I think at one point, when I was younger, it did feel like I wouldn't have anything to write about of value to anybody if I wasn't in pain. And that's nonsense, and everybody should know it's nonsense.
The last one I want to touch on is "Country Song Upside-down." The melody just seems to fall out of your guitar and voice, and it comports with what I imagine the Cruel Country sessions were like — just grabbing country songs out of the air.
We have a place in Michigan that's a little bit more secluded in the woods. We call it "the cabin." That's what that song makes me think of.
I do look at the act of writing songs as discovery as much as composition. In fact, I'm much more comfortable with the idea — not that I'm opening myself up as a conduit to the universe or something like that; I don't necessarily believe in that.
I just think that I'm trying to open myself up enough to see what's inside me, clearly. To discover something I didn't know I wanted to say. And that's just what I'm full of. [Laughs] I'm just full of country songs and folk songs.
It's what I've listened to the most in my life, or something. I'm not tired of them, either. It's like finding stones on the beach or something. They all have a certain value, if you're into looking at them, you know? That's how I feel.
It's a much less judging state of mind — just pretty thrilled at the idea that, to keep with the analogy, that maybe I'm going to find a really good, flat stone to toss out on the lake.

*Wilco. Photo: Anton Coene*
Stepping away from your songwriting a little bit, can you talk about your bandmates' MVP moments on Cruel Country? I think of Glenn on "Tonight's the Day"; I can't imagine any other drum part on the song than the one he played.
Oh, yeah. That, and I think Pat really has a lot of breakout moments on this record, where he gets to play more guitar than I think he's ever played on a Wilco record. It just colors the whole record in a really beautiful way.
It's like a tapestry, or something — the way he and Nels started figuring out how to interact with each other. It's like an audible commune, you know? [Chuckles]
The band as a whole is really visible on this record, or really audible — partially, or mostly, because of the nature of recording it all in the same room, at the same time. We've made a lot of records in a lot of different ways, but it's been a while since we've done that.
We've played a lot of music together since the last time we did it, and that's what I hear when I hear this record.
People think of musicians and bands as being these static things — they got to a certain point where they were good enough to be heard and put out records.
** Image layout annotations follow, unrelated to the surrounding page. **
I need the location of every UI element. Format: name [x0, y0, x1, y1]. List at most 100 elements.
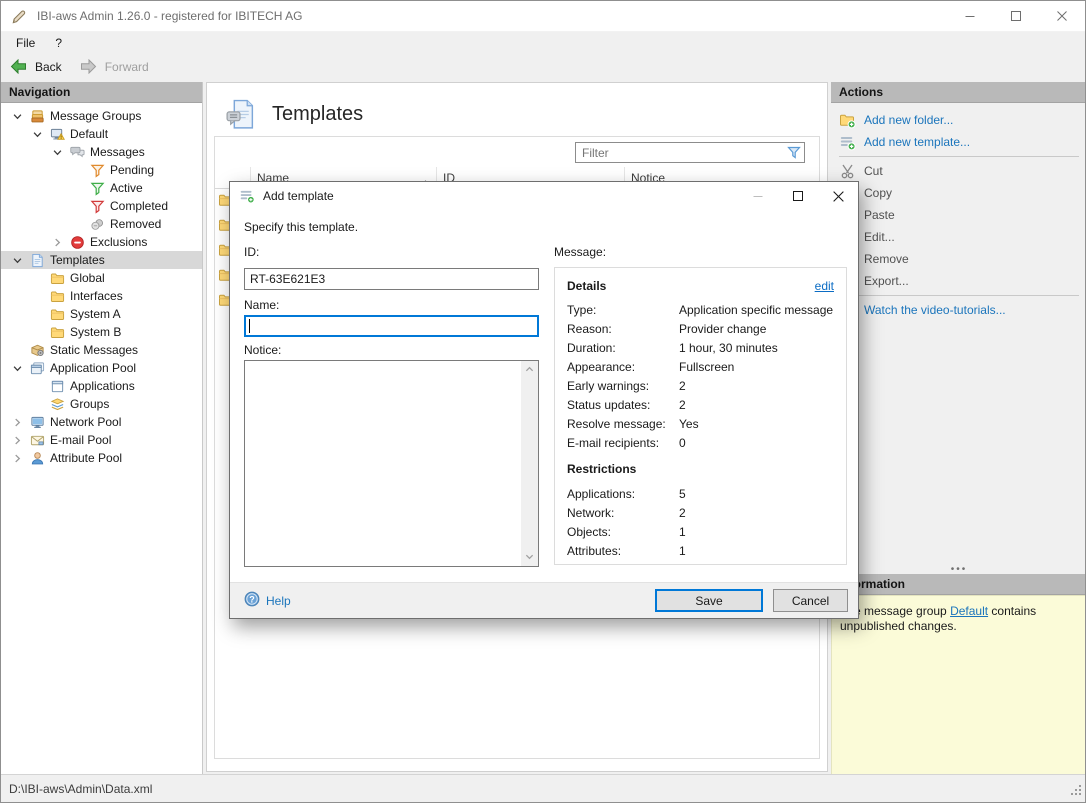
tree-item-pending[interactable]: Pending [1, 161, 202, 179]
tree-item-applications[interactable]: Applications [1, 377, 202, 395]
filter-box[interactable] [575, 142, 805, 163]
filter-icon[interactable] [784, 145, 804, 161]
tree-item-label: Message Groups [47, 109, 141, 123]
tree-item-label: Default [67, 127, 108, 141]
scrollbar[interactable] [521, 361, 538, 566]
chevron-right-icon[interactable] [7, 414, 27, 430]
action-remove[interactable]: Remove [831, 248, 1086, 270]
minimize-button[interactable] [947, 1, 993, 31]
attribute-pool-icon [27, 450, 47, 466]
tree-item-completed[interactable]: Completed [1, 197, 202, 215]
detail-label: Type: [567, 303, 679, 317]
templates-page-icon [27, 252, 47, 268]
tree-item-active[interactable]: Active [1, 179, 202, 197]
name-label: Name: [244, 298, 279, 312]
tree-item-label: Exclusions [87, 235, 147, 249]
close-button[interactable] [1039, 1, 1085, 31]
dialog-title: Add template [263, 189, 334, 203]
id-label: ID: [244, 245, 259, 259]
maximize-button[interactable] [993, 1, 1039, 31]
add-folder-icon [839, 112, 856, 129]
action-export[interactable]: Export... [831, 270, 1086, 292]
action-edit[interactable]: Edit... [831, 226, 1086, 248]
restriction-value: 5 [679, 487, 686, 501]
tree-item-label: Groups [67, 397, 109, 411]
folder-icon [47, 288, 67, 304]
dialog-maximize-button[interactable] [778, 182, 818, 210]
scroll-down-icon[interactable] [525, 550, 534, 564]
back-button[interactable]: Back [1, 55, 71, 79]
tree-item-application-pool[interactable]: Application Pool [1, 359, 202, 377]
tree-item-network-pool[interactable]: Network Pool [1, 413, 202, 431]
name-field[interactable] [244, 315, 539, 337]
chevron-right-icon[interactable] [7, 450, 27, 466]
detail-label: Status updates: [567, 398, 679, 412]
default-group-link[interactable]: Default [950, 604, 988, 618]
action-copy[interactable]: Copy [831, 182, 1086, 204]
tree-item-email-pool[interactable]: E-mail Pool [1, 431, 202, 449]
exclusions-icon [67, 234, 87, 250]
help-icon: ? [244, 591, 260, 610]
tree-item-exclusions[interactable]: Exclusions [1, 233, 202, 251]
action-label: Export... [864, 274, 909, 288]
chevron-down-icon[interactable] [7, 108, 27, 124]
chevron-down-icon[interactable] [47, 144, 67, 160]
cancel-button[interactable]: Cancel [773, 589, 848, 612]
panel-splitter-grip[interactable]: ••• [831, 565, 1086, 574]
scroll-up-icon[interactable] [525, 363, 534, 377]
tree-item-default[interactable]: Default [1, 125, 202, 143]
tree-item-message-groups[interactable]: Message Groups [1, 107, 202, 125]
forward-button[interactable]: Forward [71, 55, 158, 79]
detail-value: Yes [679, 417, 699, 431]
menu-help[interactable]: ? [45, 34, 72, 52]
templates-header-icon [224, 98, 257, 131]
add-template-icon [839, 134, 856, 151]
static-messages-icon [27, 342, 47, 358]
tree-item-templates[interactable]: Templates [1, 251, 202, 269]
detail-label: E-mail recipients: [567, 436, 679, 450]
action-cut[interactable]: Cut [831, 160, 1086, 182]
folder-icon [47, 270, 67, 286]
tree-item-removed[interactable]: Removed [1, 215, 202, 233]
back-label: Back [32, 60, 62, 74]
save-button[interactable]: Save [655, 589, 763, 612]
action-paste[interactable]: Paste [831, 204, 1086, 226]
restrictions-header: Restrictions [567, 462, 834, 478]
tree-item-groups[interactable]: Groups [1, 395, 202, 413]
resize-grip[interactable] [1069, 783, 1082, 799]
removed-icon [87, 216, 107, 232]
tree-item-messages[interactable]: Messages [1, 143, 202, 161]
tree-item-static-messages[interactable]: Static Messages [1, 341, 202, 359]
chevron-down-icon[interactable] [7, 252, 27, 268]
chevron-right-icon[interactable] [47, 234, 67, 250]
detail-row-early-warnings: Early warnings:2 [567, 376, 834, 395]
text-caret [249, 319, 250, 333]
id-field[interactable] [244, 268, 539, 290]
tree-item-attribute-pool[interactable]: Attribute Pool [1, 449, 202, 467]
navigation-header: Navigation [1, 82, 202, 103]
app-window: IBI-aws Admin 1.26.0 - registered for IB… [0, 0, 1086, 803]
action-label: Add new template... [864, 135, 970, 149]
tree-item-label: Global [67, 271, 105, 285]
action-add-new-template[interactable]: Add new template... [831, 131, 1086, 153]
notice-textarea[interactable] [244, 360, 539, 567]
dialog-close-button[interactable] [818, 182, 858, 210]
menu-file[interactable]: File [6, 34, 45, 52]
tree-item-system-a[interactable]: System A [1, 305, 202, 323]
filter-input[interactable] [576, 146, 784, 160]
help-link[interactable]: ? Help [244, 591, 291, 610]
tree-item-interfaces[interactable]: Interfaces [1, 287, 202, 305]
action-label: Paste [864, 208, 895, 222]
network-pool-icon [27, 414, 47, 430]
action-add-new-folder[interactable]: Add new folder... [831, 109, 1086, 131]
action-label: Remove [864, 252, 909, 266]
tree-item-global[interactable]: Global [1, 269, 202, 287]
edit-link[interactable]: edit [815, 279, 834, 293]
action-watch-video-tutorials[interactable]: Watch the video-tutorials... [831, 299, 1086, 321]
restriction-value: 1 [679, 544, 686, 558]
chevron-down-icon[interactable] [27, 126, 47, 142]
tree-item-system-b[interactable]: System B [1, 323, 202, 341]
chevron-right-icon[interactable] [7, 432, 27, 448]
chevron-down-icon[interactable] [7, 360, 27, 376]
help-label: Help [266, 594, 291, 608]
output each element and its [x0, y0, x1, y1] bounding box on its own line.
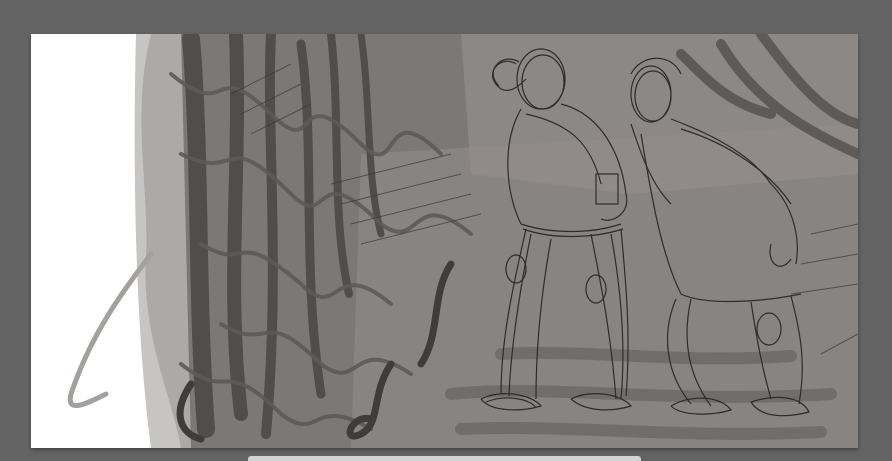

The way I look at it, almost all the bands and musicians I'm interested in and care about feel like they never quite got there — and they continue to grow, and continue to aspire to find out more of what it is they're capable of.
It's along the same lines as the songwriting concepts I was discussing. It's really, really gratifying to feel like you got a little bit better at something. And as a band, it's really gratifying to feel like we made something that we very, very profoundly, deeply know we couldn't have made five years ago, without all the miles that we've traveled together in between.
What can you reveal about the eventual follow-up to Cruel Country?
I don't know if the style of recording is going to change that much, but the types of songs — it's a collection of songs that really wouldn't fit into the Cruel Country landscape.
Maybe they would! They'll definitely fit in live. But it's going to be more like somebody dropped a weird shape into the desert, or something.
It's the furthest-out, striving kind of material for the band — striving for a new shape, striving for something that's exciting to us, that we don't feel like we've heard before. Definitely, something we don't think we heard ourselves play before.